Crowe spoke then, and even though Katya couldn’t make out his words, she knew he was telling everyone to calm down. It was important to be calm; bad things happened if you weren’t.

From the corner of the room, someone horrid whispered. Maia didn’t seem to notice, but Katya saw the short table in the dark with the shadowy figure bound to it.

No.

Uncle Roland came in from the other room and scrubbed his fingers through his hair. Maia ran to him, and he scooped her up. She played with his bearded chin, so like Katya’s father’s beard, but lighter brown. He sat at the dining table, Maia in his lap.

“Where’s your brother?” he asked.

“With his tutor.” Katya sat across from him. “He can’t play until later.”

“You’ll have your own tutor soon enough.”

Katya rolled her eyes. “Boring.”

With a chuckle, he pulled a pyramid from his pocket. Maia squealed and reached for it, and he deftly moved it away from her grasping fingers. “I made this for you, little K. Reinholt’s too old for it, I suppose. Can you guess what it does?”

Katya eyed the glinting sides of the pyramid, and icy fear seized her until she almost shrank away. The pyramid would hold her mind; it would keep her still while the horrid, whispering person approached the table-bound figure in the corner.

No.

Roland touched the pyramid’s apex, and it rotated on its own, painting the room with twinkling pinpoints of light. Maia giggled and clapped. “It’s perfect,” Katya said.

Roland chucked her under the chin. “Do you know what else I can do with it, little K?”

She shook her head, returning his grin with one of her own.

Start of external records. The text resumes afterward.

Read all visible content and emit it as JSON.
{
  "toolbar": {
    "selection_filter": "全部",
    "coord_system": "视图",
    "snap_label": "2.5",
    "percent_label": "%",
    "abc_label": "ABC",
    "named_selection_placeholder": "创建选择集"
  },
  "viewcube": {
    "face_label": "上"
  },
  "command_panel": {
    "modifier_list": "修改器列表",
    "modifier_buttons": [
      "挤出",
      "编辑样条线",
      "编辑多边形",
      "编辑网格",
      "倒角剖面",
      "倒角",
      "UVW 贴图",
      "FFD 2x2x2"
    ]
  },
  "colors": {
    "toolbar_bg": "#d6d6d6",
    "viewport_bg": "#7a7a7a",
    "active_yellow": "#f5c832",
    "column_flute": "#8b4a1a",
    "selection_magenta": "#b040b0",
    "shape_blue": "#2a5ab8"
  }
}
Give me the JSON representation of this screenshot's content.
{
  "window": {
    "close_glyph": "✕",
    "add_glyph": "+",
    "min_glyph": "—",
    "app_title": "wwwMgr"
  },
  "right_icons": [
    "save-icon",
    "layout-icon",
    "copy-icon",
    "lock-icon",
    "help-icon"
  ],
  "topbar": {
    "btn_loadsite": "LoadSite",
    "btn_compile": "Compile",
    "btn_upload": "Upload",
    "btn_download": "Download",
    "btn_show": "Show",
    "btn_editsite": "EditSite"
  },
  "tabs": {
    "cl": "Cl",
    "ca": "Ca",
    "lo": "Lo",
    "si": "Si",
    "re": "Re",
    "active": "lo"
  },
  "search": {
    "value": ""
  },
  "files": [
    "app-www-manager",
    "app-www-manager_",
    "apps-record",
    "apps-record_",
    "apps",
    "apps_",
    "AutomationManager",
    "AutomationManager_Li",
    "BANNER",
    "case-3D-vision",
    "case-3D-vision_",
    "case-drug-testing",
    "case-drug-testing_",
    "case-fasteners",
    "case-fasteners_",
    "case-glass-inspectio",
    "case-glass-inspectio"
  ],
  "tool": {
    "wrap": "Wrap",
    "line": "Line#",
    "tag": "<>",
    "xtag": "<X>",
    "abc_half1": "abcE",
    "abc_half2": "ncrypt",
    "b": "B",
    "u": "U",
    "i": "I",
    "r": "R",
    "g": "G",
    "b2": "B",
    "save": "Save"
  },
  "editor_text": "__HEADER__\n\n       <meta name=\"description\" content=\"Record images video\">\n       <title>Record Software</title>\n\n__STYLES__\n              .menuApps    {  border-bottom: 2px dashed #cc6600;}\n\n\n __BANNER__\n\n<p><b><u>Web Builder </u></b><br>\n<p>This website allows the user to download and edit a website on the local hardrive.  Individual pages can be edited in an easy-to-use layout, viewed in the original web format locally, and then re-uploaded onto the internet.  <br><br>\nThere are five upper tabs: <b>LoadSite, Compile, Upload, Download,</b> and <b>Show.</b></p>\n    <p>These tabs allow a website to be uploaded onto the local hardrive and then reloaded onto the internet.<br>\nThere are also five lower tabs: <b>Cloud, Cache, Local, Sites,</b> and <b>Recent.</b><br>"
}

“I can cut up your friend.”

Katya fell back from the table, down and down, over and over, the horrid whisperer coming for Starbride, saying “Shh, shh,” as he did so.

“No!”

“Katya!” Starbride cried.

Katya opened her eyes to her sitting room ceiling, the entirety of it painted like rose-tinted dawn. Starbride leaned over her. She wore the same clothes as when…

Katya bolted upright, her head swimming. “Star!”

Starbride laid a steadying hand on her shoulder. “I’m all right.”

“Are you? What happened?” The knife had been cutting into her finger, so close to ripping it off. Katya swallowed to stop the rising bile.

“I’m fine,” Starbride said, though her sad smile hinted at a lie. She had a bandage at the base of her index finger. “
Completely
fine. Your friends rescued us.”

Katya touched Starbride’s chin, sliding her thumb over the smooth skin. She couldn’t remember anything but the bars and the unfolding horror in front of the cage. “Did I pass out? Oh! I called you Star. I’m sorry.”

“It’s all right.”

“What happened?”

Starbride stared for a moment without speaking, reminding Katya of Crowe. She picked up a necklace from the side table; the broken remains of a glass ornament dangled from the chain. Katya felt her shirt and the lack of necklace underneath. A pyramid rested on a nearby table, and she could feel the calming waves flowing from it. “Oh, spirits, what did I do?”